The asylum backlog is spiralling, with a record 166,000 people waiting for a decision to be made on their applications. But Braverman could not say when the first asylum seekers would be deported under the new plans, or when more detention centres would be built as capacity to keep refugees was already stretched.

Sunak told a Downing Street press conference that people arriving in the UK illegally would be removed “within weeks” and that the bill would apply “retrospectively” if passed.

Braverman told Sky News: “We are rolling out new detention spaces. I’m not going to give precise dates because we’ve got logistical challenges that we’re always overcoming … But very, very soon we will be expanding our detention capacity to meet the the need.”

When asked whether Farah would have been deported under the proposals, initially Braverman swerved the question and told Sky: “Well, as I said, we are very proud of our world-leading modern slavery regime. We’ve got world-leading protections on human trafficking, proud of protections the Conservative government have put in place to protect genuine victims of modern slavery.”

When pressed again, Braverman added: “We have very lawful … for people who are genuine victims of modern slavery.”

The contentious bill will introduce an annual cap, to be decided by parliament, on the number of refugees the UK will offer sanctuary to through safe and legal routes – but only once the boats have been stopped.

Sunak and Sir Keir Starmer are braced for a tense clash in the Commons after Labour described the proposed policy as a “con” that was no more likely to be successful than previous Tory efforts to tackle migration.

The shadow home secretary, Yvette Cooper, told BBC Radio 4’s Today programme: “I think that they are being irresponsible in the way they’re doing this. Time and again they go for the gimmicks, they go for the rhetoric, they ramp up the debate on this, but they don’t actually solve the problem.”

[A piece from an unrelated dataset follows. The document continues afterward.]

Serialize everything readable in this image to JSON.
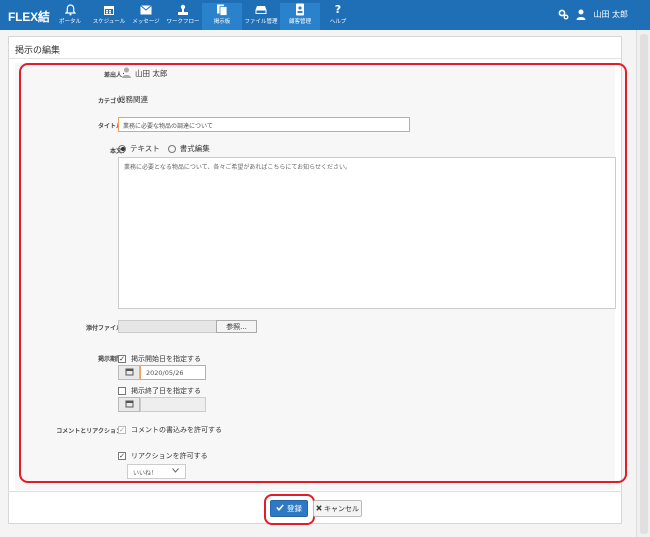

She said Labour would also tackle the small boats issue, but the party was concerned by the policies that a Conservative government would leave behind.

The TV presenter Gary Lineker described the Tories’ latest plan to imprison asylum seekers entering the UK as “beyond awful”.

Lineker, who welcomed a second refugee into his Surrey home in October last year, tweeted a video of Braverman saying: “Enough is enough. We must stop the boats.” He responded: “Good heavens, this is beyond awful.”

Braverman said his comments were “disappointing and unhelpful”. She told the BBC: “I think it’s unhelpful to compare our measures, which are lawful, proportionate and indeed compassionate, to 1930s Germany. I also think that we are on the side of the British people here.

“It’s plain for anyone to see that the British people have had enough of this situation of thousands of people coming here illegally at huge cost to the taxpayer and undermining our laws, and, in fact, British generosity.”